Most of the House GOP freshmen and several of 11 new Republican senators will attend the three days of policy seminars at the Radisson Plaza Lord Baltimore Hotel as part of an orientation session sponsored by the Heritage Foundation, a conservative, Washington-based think tank.
The session has replaced a similar program run for years by the Kennedy School of Government at Harvard, which held less appeal for Republican lawmakers because it did not deal with the nuts and bolts of translating their agenda into law.
The retreat follows three days of party meetings with their veteran Republican colleagues, during which the 73 House freshmen advanced their own agenda for internal congressional reforms.
Their most striking achievement was the elimination of staff and budgets for 28 special-interest caucuses at an estimated annual savings of some $5 million. Though many of the larger groups affected -- the black caucus, the Hispanic caucus, and the women's caucus -- advance mainly Democratic causes, some of the newcomers' fellow Republicans also had second thoughts. Their arguments fell on deaf ears.
"I proposed that the one caucus to be spared should be the Human Rights Caucus because it actually saves lives," said Rep. Robert K. Dornan of California. "But they actually hooted me down. I said to myself, 'Whoa! these people mean to get something done.' "
The Republican freshmen say they are motivated and even haunted by the bad example set by many of their predecessors -- notably the 63 Democratic freshmen elected in 1992, many of whom also ran as reformers but failed to make much headway. Sixteen of the new Republicans won seats from Democratic freshmen whose constituents had become disenchanted.

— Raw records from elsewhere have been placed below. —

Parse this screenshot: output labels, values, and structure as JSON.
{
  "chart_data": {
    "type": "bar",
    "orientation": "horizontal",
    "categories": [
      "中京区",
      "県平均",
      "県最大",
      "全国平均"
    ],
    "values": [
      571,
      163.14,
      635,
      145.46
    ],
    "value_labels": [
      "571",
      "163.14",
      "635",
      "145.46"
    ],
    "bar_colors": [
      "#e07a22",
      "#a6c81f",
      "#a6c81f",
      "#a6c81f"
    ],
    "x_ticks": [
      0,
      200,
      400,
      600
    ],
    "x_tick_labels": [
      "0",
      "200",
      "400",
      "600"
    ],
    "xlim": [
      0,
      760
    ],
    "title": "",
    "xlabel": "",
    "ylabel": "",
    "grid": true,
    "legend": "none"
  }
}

"The voters told all of us: 'Make sure you keep your promises, and don't let those people in Congress change you,' " said Rep.-elect Randy Tate of Washington state.

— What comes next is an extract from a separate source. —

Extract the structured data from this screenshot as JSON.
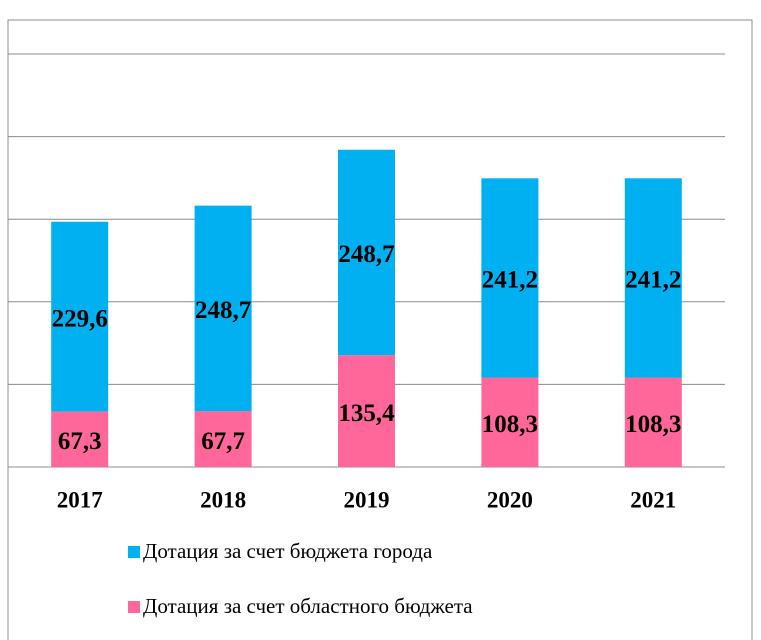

In sharp contrast to their predecessors, nearly half the House freshmen -- who also include 13 Democrats -- have never held public office. They are bankers, lawyers, accountants, Realtors, business people and academics, many of them elected with little or no party support, who ran because they just got fed up with Congress.

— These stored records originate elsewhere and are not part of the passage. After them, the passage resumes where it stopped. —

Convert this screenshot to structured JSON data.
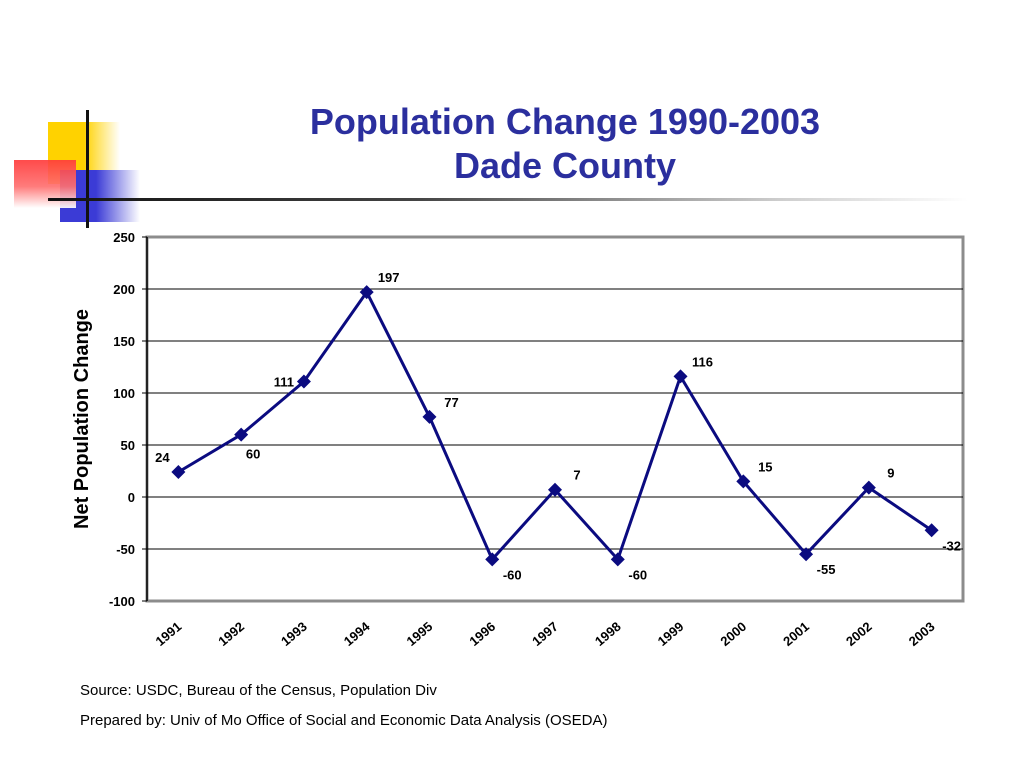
{
  "title": {
    "line1": "Population Change 1990-2003",
    "line2": "Dade County"
  },
  "colors": {
    "title": "#2b2f9e",
    "series": "#0b0b80",
    "accent_yellow": "#ffd200",
    "accent_red": "#ff3b3b",
    "accent_blue": "#3b3bd6"
  },
  "chart_data": {
    "type": "line",
    "title": "",
    "xlabel": "",
    "ylabel": "Net Population Change",
    "x": [
      "1991",
      "1992",
      "1993",
      "1994",
      "1995",
      "1996",
      "1997",
      "1998",
      "1999",
      "2000",
      "2001",
      "2002",
      "2003"
    ],
    "series": [
      {
        "values": [
          24,
          60,
          111,
          197,
          77,
          -60,
          7,
          -60,
          116,
          15,
          -55,
          9,
          -32
        ]
      }
    ],
    "ylim": [
      -100,
      250
    ],
    "yticks": [
      250,
      200,
      150,
      100,
      50,
      0,
      -50,
      -100
    ],
    "grid": true,
    "legend": "none",
    "marker": "diamond",
    "data_labels": true
  },
  "footer": {
    "source": "Source: USDC, Bureau of the Census, Population Div",
    "prepared_by": "Prepared by: Univ of Mo Office of Social and Economic Data Analysis (OSEDA)"
  }
}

Joe Scarborough, a Pensacola, Fla., lawyer who helped drive eight-term Democratic Rep. Earl Hutto out of the race for his seat, describes himself as one of many "who just fell off the couch" and into politics.
"I decided to run when Hutto voted for Clinton's tax increase bill last year after everybody in the district told him not to," Mr. Scarborough said. "But when I got here, two things surprised me: how young everybody was -- at 31, I looked around and saw a lot of my peers -- and second: This is not a group of people from the political class. You hear stories like mine again and again."
All pledged during their campaigns to back the "Contract with America" developed by the House GOP leadership, which calls for quick action on, among other things, term limits, a balanced budget amendment, welfare reform and middle-class tax cuts.
But the first order of business for freshmen this week was proving their colors on the internal congressional reforms that take effect when the 104th Congress formally convenes Jan. 4. In accordance with the contract, the freshmen voted to limit committee and subcommittee chairmen to three terms, cut committee staff by one-third and eliminate three committees entirely.
They wanted to move so much further, though, that they made some veterans nervous. A freshman proposal to cut the personal staffs of House members by two positions was rejected by voice vote after heated debate. Another freshmen proposal to ban the mailing of congressional newsletters at taxpayer expense during election years was pulled from the agenda.
Rep.-elect Robert L. Ehrlich Jr. of Baltimore County, Maryland's freshman Republican, said he thinks the newsletter proposal was pulled after his colleagues were advised by senior members to hold off until they got a better feel for how the place works.
"I agree with that," said Mr. Ehrlich, a veteran of the state legislature who opposed the proposal to cut staff positions. "I don't see how you can make a decision like that until you get in office and find out what you need. Voters may want staff cuts, but they also want their mail answered and their Social Security check found."
Many of the Republican freshmen have not entirely forsaken the old ways of Washington. The most sought-after committee assignment is Energy and Commerce, well-known as one of the richest sources of campaign contributions from lobbyists eager to curry favor.